DARK MODE

3. Les croyances populaires sur la foule

Les foules en situation de danger constituent un sujet d’intérêt, non seulement pour la recherche, mais aussi pour les médias et le grand public. Lorsqu’un évènement collectif marquant se produit, qu’il s’agisse d’une attaque terroriste ou d’un désastre lors d’un concert, les médias relaient très vite l’information et tout le monde en parle. Le public discute de ce qui s’est passé, interprète et explique les faits de façon intuitive. Et souvent, des représentations très communes de la foule sont très présentes dans ces moments, et viennent renforcer des idées incorrectes mais répandues sur la foule. L’origine de ces mythes remonte à Le Bon, dont nous avons déjà parlé ici.

Des mythes populaires

Plusieurs analyses faites par Le Bon (1895), mais aussi par d’autres, comme Tarde (1890) ou Sighele (1901), ainsi que les nombreuses scènes de film illustrant la panique dans des situations d’urgence, ont façonné une représentation populaire des comportements des foules dans des situations de danger collectif, permettant à ces mythes d’exister et de persister. Selon cette représentation populaire, les foules seraient « spontanées, destructrices, irrationnelles, fortement émotionnelles, suggestibles, anonymes et unanimes » (Dezecache, 2015). Le Bon (1895) a aussi comparé les émotions à des microbes, ce qui a conféré à son discours un aspect scientifique.

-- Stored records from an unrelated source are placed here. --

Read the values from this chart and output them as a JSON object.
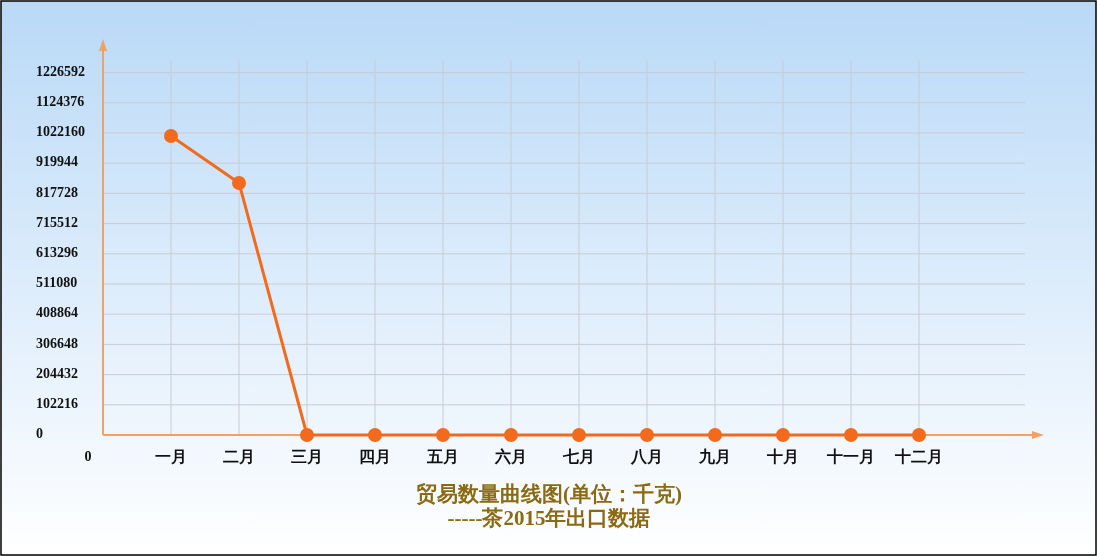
{
  "chart_data": {
    "type": "line",
    "title": "贸易数量曲线图(单位：千克)",
    "subtitle": "-----茶2015年出口数据",
    "categories": [
      "一月",
      "二月",
      "三月",
      "四月",
      "五月",
      "六月",
      "七月",
      "八月",
      "九月",
      "十月",
      "十一月",
      "十二月"
    ],
    "series": [
      {
        "color": "#f26b1d",
        "values": [
          1012000,
          853000,
          0,
          0,
          0,
          0,
          0,
          0,
          0,
          0,
          0,
          0
        ]
      }
    ],
    "ylim": [
      0,
      1320000
    ],
    "yticks": [
      0,
      102216,
      204432,
      306648,
      408864,
      511080,
      613296,
      715512,
      817728,
      919944,
      1022160,
      1124376,
      1226592
    ],
    "grid": true,
    "marker": "circle",
    "annotations": [
      "0"
    ]
  }
}
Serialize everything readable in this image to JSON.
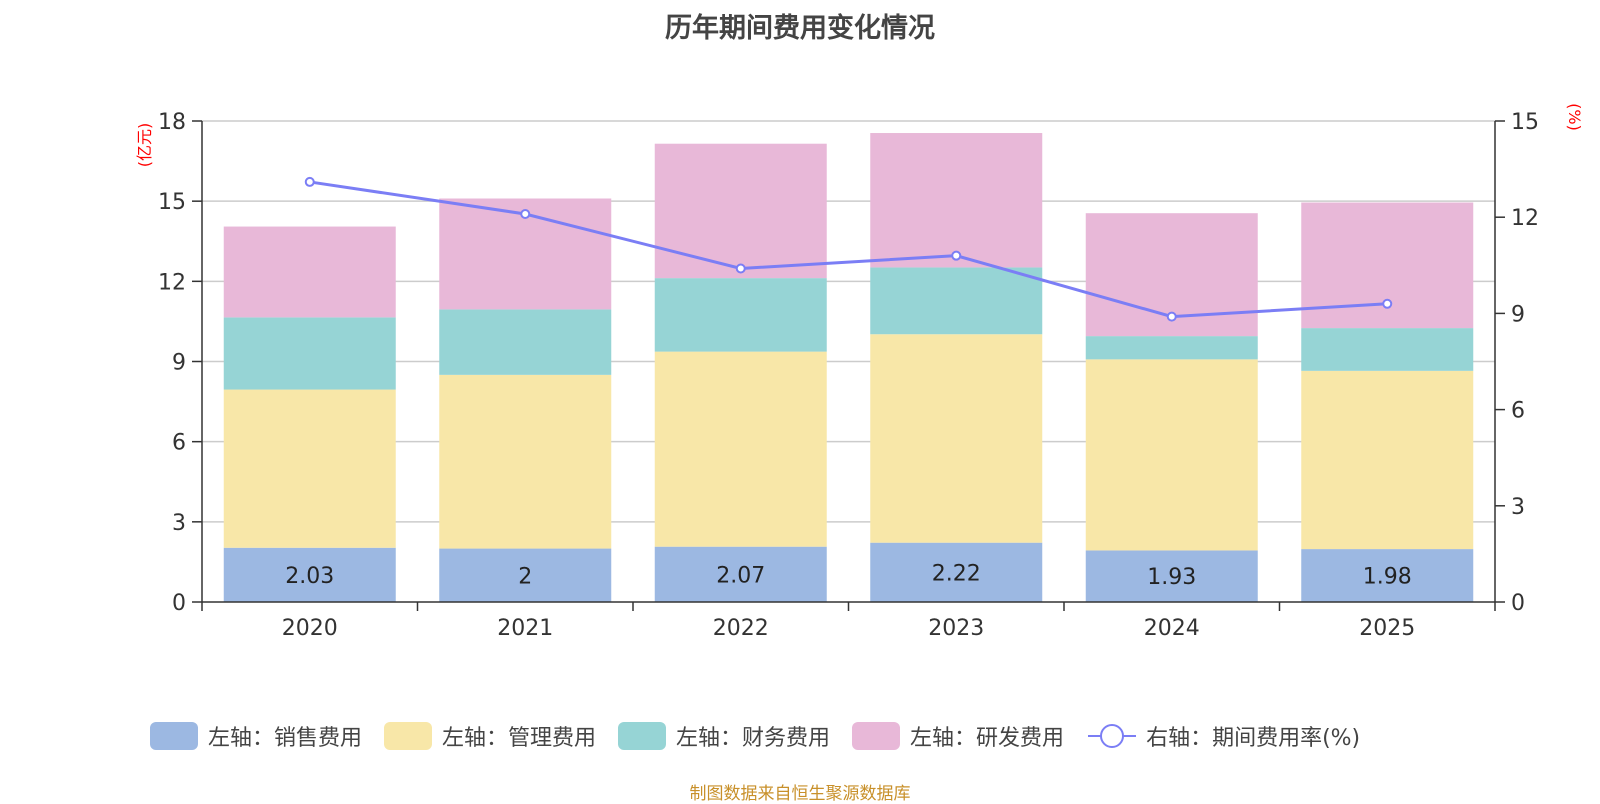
{
  "title": "历年期间费用变化情况",
  "source": "制图数据来自恒生聚源数据库",
  "legend": [
    {
      "label": "左轴：销售费用",
      "color": "#9cb8e2",
      "type": "bar"
    },
    {
      "label": "左轴：管理费用",
      "color": "#f8e7a8",
      "type": "bar"
    },
    {
      "label": "左轴：财务费用",
      "color": "#96d4d5",
      "type": "bar"
    },
    {
      "label": "左轴：研发费用",
      "color": "#e8b8d8",
      "type": "bar"
    },
    {
      "label": "右轴：期间费用率(%)",
      "color": "#7b7ef5",
      "type": "line"
    }
  ],
  "chart_data": {
    "type": "bar",
    "stacked": true,
    "title": "历年期间费用变化情况",
    "categories": [
      "2020",
      "2021",
      "2022",
      "2023",
      "2024",
      "2025"
    ],
    "left_axis": {
      "unit": "(亿元)",
      "range": [
        0,
        18
      ],
      "ticks": [
        "0",
        "3",
        "6",
        "9",
        "12",
        "15",
        "18"
      ]
    },
    "right_axis": {
      "unit": "(%)",
      "range": [
        0,
        15
      ],
      "ticks": [
        "0",
        "3",
        "6",
        "9",
        "12",
        "15"
      ]
    },
    "series": [
      {
        "name": "左轴：销售费用",
        "axis": "left",
        "color": "#9cb8e2",
        "values": [
          2.03,
          2,
          2.07,
          2.22,
          1.93,
          1.98
        ],
        "labels": [
          "2.03",
          "2",
          "2.07",
          "2.22",
          "1.93",
          "1.98"
        ]
      },
      {
        "name": "左轴：管理费用",
        "axis": "left",
        "color": "#f8e7a8",
        "values": [
          5.92,
          6.5,
          7.3,
          7.8,
          7.15,
          6.67
        ]
      },
      {
        "name": "左轴：财务费用",
        "axis": "left",
        "color": "#96d4d5",
        "values": [
          2.7,
          2.45,
          2.75,
          2.5,
          0.87,
          1.6
        ]
      },
      {
        "name": "左轴：研发费用",
        "axis": "left",
        "color": "#e8b8d8",
        "values": [
          3.4,
          4.15,
          5.03,
          5.03,
          4.6,
          4.7
        ]
      },
      {
        "name": "右轴：期间费用率(%)",
        "axis": "right",
        "type": "line",
        "color": "#7b7ef5",
        "values": [
          13.1,
          12.1,
          10.4,
          10.8,
          8.9,
          9.3
        ]
      }
    ],
    "grid": true,
    "legend_position": "bottom"
  }
}
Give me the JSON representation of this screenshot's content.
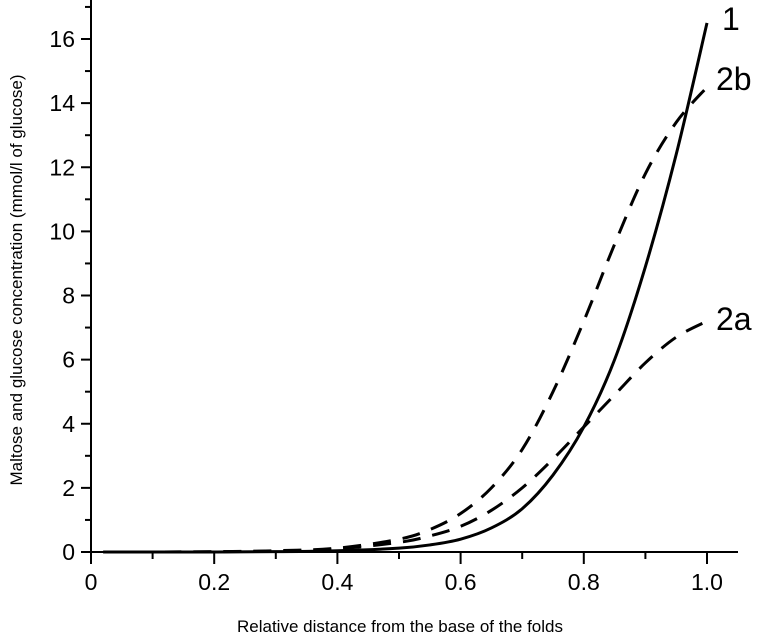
{
  "chart_data": {
    "type": "line",
    "title": "",
    "xlabel": "Relative distance from the base of the folds",
    "ylabel": "Maltose and glucose concentration (mmol/l of glucose)",
    "xlim": [
      0,
      1.05
    ],
    "ylim": [
      0,
      17
    ],
    "x_ticks": [
      0,
      0.2,
      0.4,
      0.6,
      0.8,
      1.0
    ],
    "x_tick_labels": [
      "0",
      "0.2",
      "0.4",
      "0.6",
      "0.8",
      "1.0"
    ],
    "y_ticks": [
      0,
      2,
      4,
      6,
      8,
      10,
      12,
      14,
      16
    ],
    "y_tick_labels": [
      "0",
      "2",
      "4",
      "6",
      "8",
      "10",
      "12",
      "14",
      "16"
    ],
    "grid": false,
    "legend": "inline labels at curve ends",
    "series": [
      {
        "name": "1",
        "style": "solid",
        "x": [
          0.02,
          0.1,
          0.2,
          0.3,
          0.4,
          0.5,
          0.55,
          0.6,
          0.65,
          0.7,
          0.75,
          0.8,
          0.85,
          0.9,
          0.95,
          1.0
        ],
        "y": [
          0.0,
          0.0,
          0.0,
          0.01,
          0.04,
          0.12,
          0.22,
          0.4,
          0.75,
          1.35,
          2.4,
          3.9,
          6.0,
          8.9,
          12.4,
          16.5
        ]
      },
      {
        "name": "2a",
        "style": "dashed",
        "x": [
          0.02,
          0.1,
          0.2,
          0.3,
          0.4,
          0.5,
          0.55,
          0.6,
          0.65,
          0.7,
          0.75,
          0.8,
          0.85,
          0.9,
          0.95,
          1.0
        ],
        "y": [
          0.0,
          0.0,
          0.01,
          0.03,
          0.1,
          0.3,
          0.5,
          0.8,
          1.3,
          2.0,
          2.9,
          3.9,
          4.9,
          5.9,
          6.7,
          7.2
        ]
      },
      {
        "name": "2b",
        "style": "dashed",
        "x": [
          0.02,
          0.1,
          0.2,
          0.3,
          0.4,
          0.5,
          0.55,
          0.6,
          0.65,
          0.7,
          0.75,
          0.8,
          0.85,
          0.9,
          0.95,
          1.0
        ],
        "y": [
          0.0,
          0.0,
          0.01,
          0.04,
          0.12,
          0.4,
          0.7,
          1.2,
          2.0,
          3.2,
          5.0,
          7.2,
          9.6,
          11.8,
          13.4,
          14.5
        ]
      }
    ],
    "annotations": [
      {
        "text": "1",
        "near_series": "1"
      },
      {
        "text": "2b",
        "near_series": "2b"
      },
      {
        "text": "2a",
        "near_series": "2a"
      }
    ]
  }
}
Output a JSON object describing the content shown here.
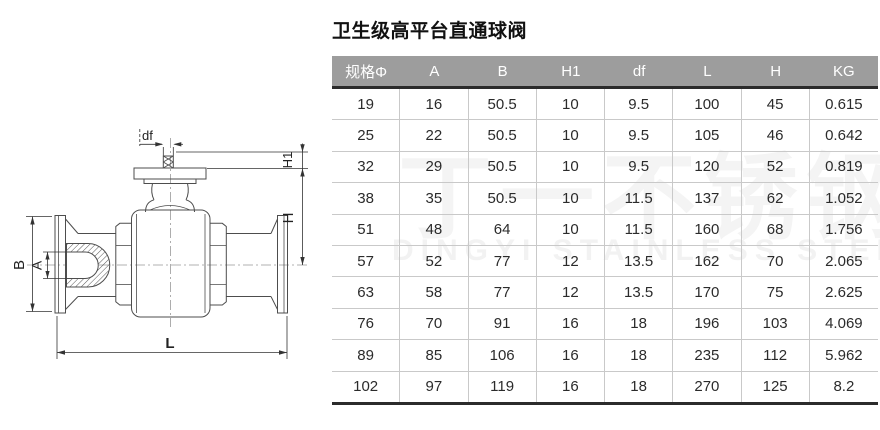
{
  "title": "卫生级高平台直通球阀",
  "watermark": {
    "cn": "丁一不锈钢",
    "en": "DINGYI STAINLESS STEEL"
  },
  "diagram": {
    "description": "ball-valve-dimension-drawing",
    "labels": {
      "df": "df",
      "h1": "H1",
      "h": "H",
      "b": "B",
      "a": "A",
      "l": "L"
    }
  },
  "table": {
    "headers": [
      "规格Φ",
      "A",
      "B",
      "H1",
      "df",
      "L",
      "H",
      "KG"
    ],
    "rows": [
      [
        "19",
        "16",
        "50.5",
        "10",
        "9.5",
        "100",
        "45",
        "0.615"
      ],
      [
        "25",
        "22",
        "50.5",
        "10",
        "9.5",
        "105",
        "46",
        "0.642"
      ],
      [
        "32",
        "29",
        "50.5",
        "10",
        "9.5",
        "120",
        "52",
        "0.819"
      ],
      [
        "38",
        "35",
        "50.5",
        "10",
        "11.5",
        "137",
        "62",
        "1.052"
      ],
      [
        "51",
        "48",
        "64",
        "10",
        "11.5",
        "160",
        "68",
        "1.756"
      ],
      [
        "57",
        "52",
        "77",
        "12",
        "13.5",
        "162",
        "70",
        "2.065"
      ],
      [
        "63",
        "58",
        "77",
        "12",
        "13.5",
        "170",
        "75",
        "2.625"
      ],
      [
        "76",
        "70",
        "91",
        "16",
        "18",
        "196",
        "103",
        "4.069"
      ],
      [
        "89",
        "85",
        "106",
        "16",
        "18",
        "235",
        "112",
        "5.962"
      ],
      [
        "102",
        "97",
        "119",
        "16",
        "18",
        "270",
        "125",
        "8.2"
      ]
    ]
  },
  "colors": {
    "header_bg": "#9d9d9d",
    "header_text": "#ffffff",
    "border_dark": "#2b2b2b",
    "border_light": "#c9c9c9",
    "body_text": "#2b2b2b",
    "drawing_line": "#4d4d4d"
  }
}
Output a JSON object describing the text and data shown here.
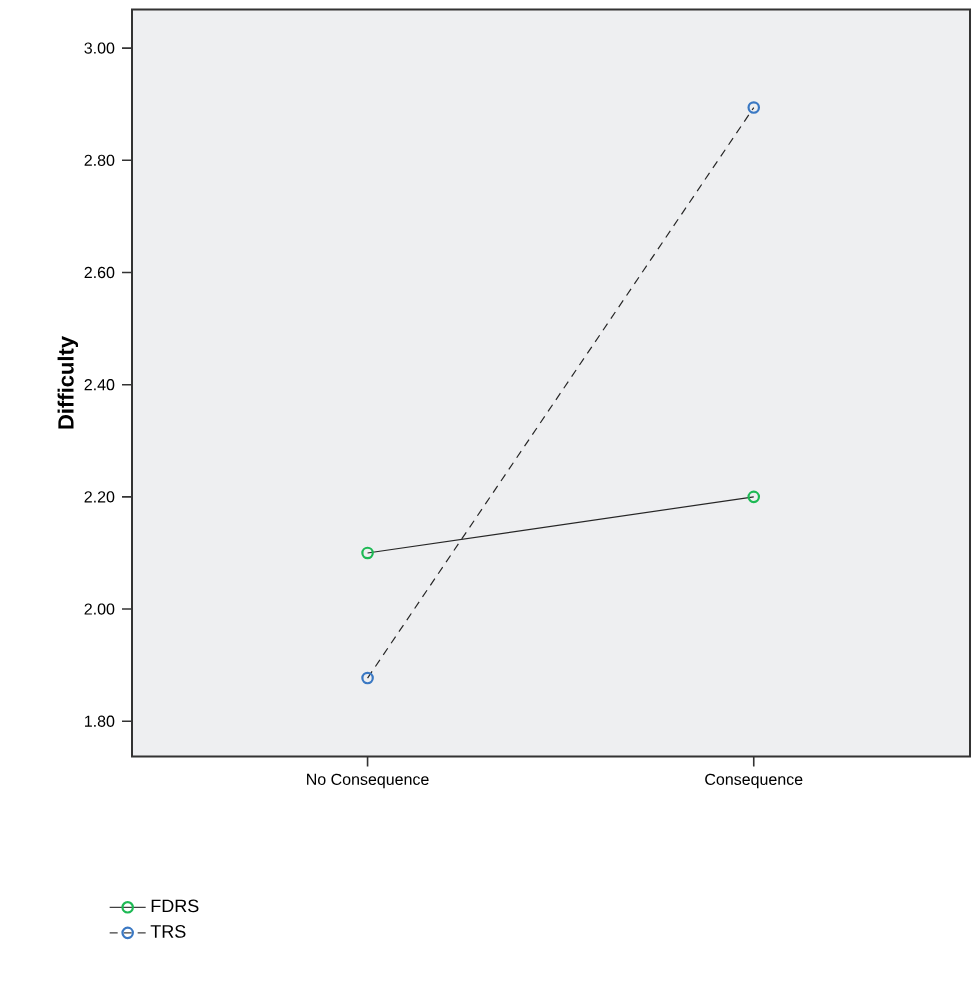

Cela a également donné une dimension pathologique aux comportements collectifs, et façonné l’idée d’une « contagion émotionnelle » primitive, irrépressible et dangereuse (Dezecache, 2015). Nous allons donc décrire ces mythes populaires sur la foule (Drury, Novelli & Stott, 2013 ; Drury et al., 2019), pour mieux les déconstruire, et apporter un éclairage sur les comportements réels des individus en situation de danger collectif dans le prochain article.

Le premier mythe qui existe sur la foule porte sur son impuissance. Les foules sont perçues par le grand public comme des entités passives et impuissantes dans des situations d’urgence, incapables d’agir pour se sauver avant l’arrivée des premiers secours. Le deuxième mythe concerne le désordre civil, et renvoie à l’idée que les situations d’urgence poussent les personnes à se comporter de manière antisociale, menant à des débordements et des bagarres. Enfin, le troisième mythe – et le plus populaire – est celui de la panique de masse. Il décrit les foules en situation de danger comme touchées par une peur exagérée qui se propage par contagion entre les membres d’une foule et qui mène à des comportements de fuite inconsidérés, précipités et ne respectant pas les normes sociales.

Qui y croit ?

Une étude de Drury, Novelli et Stott (2013) avait pour objectif d’explorer les croyances en lien avec ces mythes chez différentes sous-populations au Royaume-Uni : policiers, stewards d’évènements sportifs, professionnels de la sécurité civile, étudiants, et grand public. Les résultats montrent que seuls les policiers et les professionnels de la sécurité civile n’adhéraient pas au mythe de la panique de masse (ils n’étaient ni d’accord ni pas d’accord). Les trois autres catégories de non-professionnels adhéraient bien à ce mythe. Sur le désordre civil, tous les groupes étaient d’accord avec ce que véhiculait ce mythe, à l’exception de celui des policiers – qui n’étaient là encore ni d’accord ni pas d’accord. En revanche, aucun des groupes interrogés ne s’est trouvé adhérer au mythe de l’impuissance des foules.

Le danger d’y croire

Mais même si ces mythes sont incorrects, pourquoi le fait qu’ils persistent serait-il dangereux ? D’après les sociologues et les personnes impliquées dans les aides humanitaires suivant des évènements catastrophique, comme le 11 septembre aux États-Unis, les mythes de panique de masse et d’impuissance des foules auraient bel et bien des conséquences concrètes. Ils génèreraient en effet de la méfiance, encourageraient la centralisation des politiques de sécurité intérieure, et permettraient de justifier des réactions militaires plutôt qu’humanitaires pendant et après des évènements catastrophiques. De plus, l’idée que les autorités en savent plus que la foule pourrait avoir pour conséquence des choix de stratégies de gestion paternalistes (Dezecache, 2015). Les professionnels de la sécurité civile et les gestionnaires de foules utilisent souvent des mots codés, et peuvent être amenés à dissimuler certaines informations au public par peur de provoquer une panique de masse.

Conclusion

Ainsi, ces mythes donnent non seulement une fausse représentation de la foule mais permettent également de justifier des réponses inadaptées, éthiquement discutables, et qui encouragent en retour les comportements décrits par ces mythes (Dezecache, 2015 ; Drury et al., 2019). Cela rend alors plus difficile la gestion des situations d’urgence, et contribue à perpétuer les mythes.